This Paper Had the Smartest Reviewers -- Flattery Detection Utilising an Audio-Textual Transformer-Based Approach
This work addresses enhancing naturalness in human-AI interactions through flattery detection, but it is incremental as it applies existing models to a new dataset.
The paper tackled automatic flattery detection in human communication by creating a novel audio-textual dataset and training multimodal classifiers, achieving up to 87.16% Unweighted Average Recall with a multimodal approach.

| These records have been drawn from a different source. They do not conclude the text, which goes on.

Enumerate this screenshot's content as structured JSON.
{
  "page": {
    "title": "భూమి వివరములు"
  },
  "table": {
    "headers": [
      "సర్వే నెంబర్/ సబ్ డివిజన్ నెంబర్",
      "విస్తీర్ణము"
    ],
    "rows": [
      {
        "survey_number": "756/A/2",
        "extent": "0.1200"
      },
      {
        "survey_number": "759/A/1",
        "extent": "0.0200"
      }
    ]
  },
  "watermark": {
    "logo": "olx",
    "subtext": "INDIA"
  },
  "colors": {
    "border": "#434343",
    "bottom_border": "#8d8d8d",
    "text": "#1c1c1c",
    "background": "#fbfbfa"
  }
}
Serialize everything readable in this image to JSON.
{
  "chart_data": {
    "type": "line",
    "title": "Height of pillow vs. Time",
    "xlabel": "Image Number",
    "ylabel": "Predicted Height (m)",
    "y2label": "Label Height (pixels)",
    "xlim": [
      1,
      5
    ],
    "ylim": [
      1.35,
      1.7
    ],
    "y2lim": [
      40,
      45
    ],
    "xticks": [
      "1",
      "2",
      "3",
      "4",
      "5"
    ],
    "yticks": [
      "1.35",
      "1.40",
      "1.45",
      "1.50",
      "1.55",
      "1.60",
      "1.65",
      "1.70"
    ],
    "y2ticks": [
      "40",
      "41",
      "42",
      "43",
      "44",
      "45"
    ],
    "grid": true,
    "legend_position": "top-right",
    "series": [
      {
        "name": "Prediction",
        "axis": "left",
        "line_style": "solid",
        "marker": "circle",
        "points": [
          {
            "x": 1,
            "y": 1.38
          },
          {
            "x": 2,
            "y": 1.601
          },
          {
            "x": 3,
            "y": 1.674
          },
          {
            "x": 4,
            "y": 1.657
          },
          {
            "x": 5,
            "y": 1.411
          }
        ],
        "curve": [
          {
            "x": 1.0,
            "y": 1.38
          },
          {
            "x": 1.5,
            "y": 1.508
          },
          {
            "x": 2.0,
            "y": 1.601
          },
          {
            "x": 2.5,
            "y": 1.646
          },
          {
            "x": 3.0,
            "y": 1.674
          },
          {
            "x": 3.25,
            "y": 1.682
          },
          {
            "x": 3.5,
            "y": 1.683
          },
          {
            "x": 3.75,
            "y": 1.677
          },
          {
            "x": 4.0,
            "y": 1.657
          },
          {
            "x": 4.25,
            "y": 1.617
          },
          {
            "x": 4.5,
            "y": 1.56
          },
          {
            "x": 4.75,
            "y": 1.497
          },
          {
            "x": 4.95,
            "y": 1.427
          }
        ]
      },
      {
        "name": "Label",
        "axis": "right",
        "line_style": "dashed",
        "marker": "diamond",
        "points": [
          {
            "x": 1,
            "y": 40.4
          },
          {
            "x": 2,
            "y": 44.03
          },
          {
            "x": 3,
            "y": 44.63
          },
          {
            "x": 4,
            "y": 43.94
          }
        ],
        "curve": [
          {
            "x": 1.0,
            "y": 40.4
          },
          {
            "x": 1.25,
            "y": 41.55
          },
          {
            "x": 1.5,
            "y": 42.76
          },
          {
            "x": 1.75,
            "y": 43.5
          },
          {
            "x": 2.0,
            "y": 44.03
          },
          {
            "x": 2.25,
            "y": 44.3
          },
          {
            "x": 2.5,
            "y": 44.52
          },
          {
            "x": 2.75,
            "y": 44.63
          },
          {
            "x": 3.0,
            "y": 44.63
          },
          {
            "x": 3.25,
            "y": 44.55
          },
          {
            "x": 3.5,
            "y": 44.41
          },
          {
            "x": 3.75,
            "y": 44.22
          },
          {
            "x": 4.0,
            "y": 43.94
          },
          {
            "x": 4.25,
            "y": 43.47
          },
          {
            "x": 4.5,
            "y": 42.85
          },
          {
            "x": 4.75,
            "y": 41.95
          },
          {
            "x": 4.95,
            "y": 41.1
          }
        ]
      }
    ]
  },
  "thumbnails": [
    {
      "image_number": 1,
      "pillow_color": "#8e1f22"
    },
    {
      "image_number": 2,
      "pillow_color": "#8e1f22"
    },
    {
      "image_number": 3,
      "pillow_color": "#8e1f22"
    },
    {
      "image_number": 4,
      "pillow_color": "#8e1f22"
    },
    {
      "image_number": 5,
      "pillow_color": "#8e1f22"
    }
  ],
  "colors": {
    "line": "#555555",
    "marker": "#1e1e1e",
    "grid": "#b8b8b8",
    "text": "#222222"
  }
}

Flattery is an important aspect of human communication that facilitates social bonding, shapes perceptions, and influences behavior through strategic compliments and praise, leveraging the power of speech to build rapport effectively. Its automatic detection can thus enhance the naturalness of human-AI interactions. To meet this need, we present a novel audio textual dataset comprising 20 hours of speech and train machine learning models for automatic flattery detection. In particular, we employ pretrained AST, Wav2Vec2, and Whisper models for the speech modality, and Whisper TTS models combined with a RoBERTa text classifier for the textual modality. Subsequently, we build a multimodal classifier by combining text and audio representations. Evaluation on unseen test data demonstrates promising results, with Unweighted Average Recall scores reaching 82.46% in audio-only experiments, 85.97% in text-only experiments, and 87.16% using a multimodal approach.